Is it rude to give a T-shirt with a Velázquez painting printed on the front to a friend who is a lover of art? Of course, it is partly meant as a joke, but it actually looks quite nice. Would my friend think I was making fun of him, or would it be within the parameters of humour and beauty?
To give someone a T-shirt printed with a famous icon is not rude but dull and clichéd. It is as if somebody devoid of imagination has sauntered through a boring museum shop and, having found a few T-shirts with famous images, thought “That’ll do” and settled for a couple as presents. “No, thank you,” is my immediate reaction. But if I were to be tortured to accept a T-shirt with an image, I would choose a painting by Rothko. Those who are ignorant would just think it was a couple of blotches of paint in vermilion and magenta, whereas the cognoscenti would recognise the subtle sophistication and meaning of such an image. It would certainly be much more chic than a figurative Velázquez. Mind you, for dwarfs, I suggest a figure by El Greco, which would offer an optical elongation.
Sometimes, T-shirts with words can be amusing, although the funniest ones are usually rude. As a stylish alternative, one could print a poem, or part of one, but upside down so that the wearer could keep looking down at it and learn it by heart.

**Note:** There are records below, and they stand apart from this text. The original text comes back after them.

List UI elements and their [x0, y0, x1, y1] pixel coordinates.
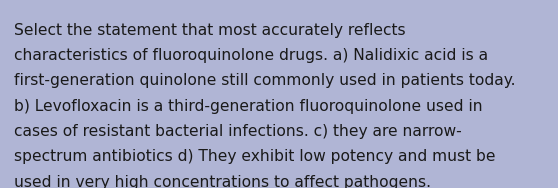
Text: cases of resistant bacterial infections. c) they are narrow-: cases of resistant bacterial infections.… — [14, 124, 461, 139]
Text: characteristics of fluoroquinolone drugs. a) Nalidixic acid is a: characteristics of fluoroquinolone drugs… — [14, 48, 488, 63]
Text: first-generation quinolone still commonly used in patients today.: first-generation quinolone still commonl… — [14, 73, 516, 88]
Text: Select the statement that most accurately reflects: Select the statement that most accuratel… — [14, 23, 406, 38]
Text: b) Levofloxacin is a third-generation fluoroquinolone used in: b) Levofloxacin is a third-generation fl… — [14, 99, 483, 114]
Text: used in very high concentrations to affect pathogens.: used in very high concentrations to affe… — [14, 175, 431, 188]
Text: spectrum antibiotics d) They exhibit low potency and must be: spectrum antibiotics d) They exhibit low… — [14, 149, 496, 164]
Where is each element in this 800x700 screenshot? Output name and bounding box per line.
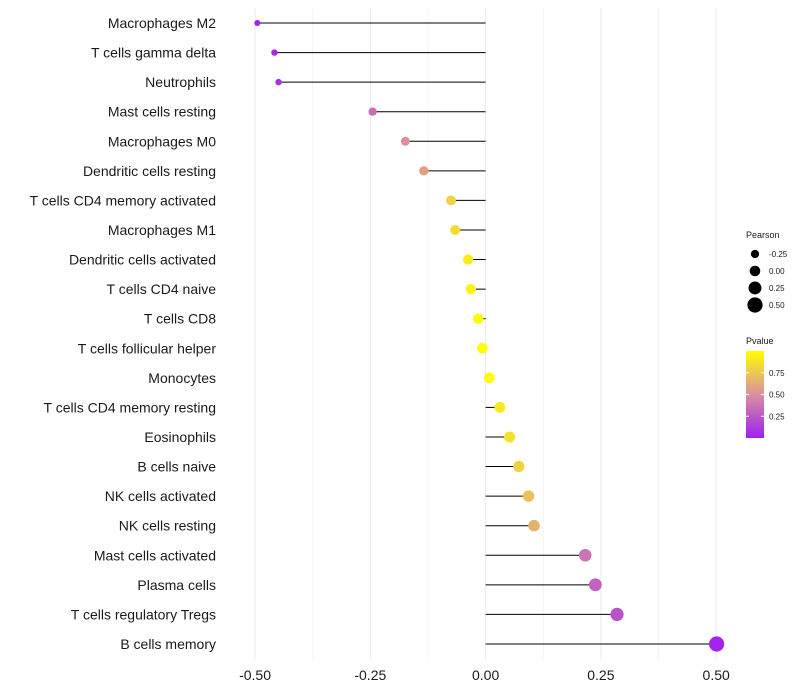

On mine I would, perhaps, print Chaucer’s great opening lines in The Canterbury Tales about spring, the time when T-shirts can start to be worn: “Whan that Aprill, with his shoures soote/ The droghte of March hath perced to the roote/And bathed every veyne in swich licour/ Of which vertu engendered is the flour.” It might appear a little pretentious, I admit, but it also makes a statement that the most casual garment can be turned simply into blissful erudition.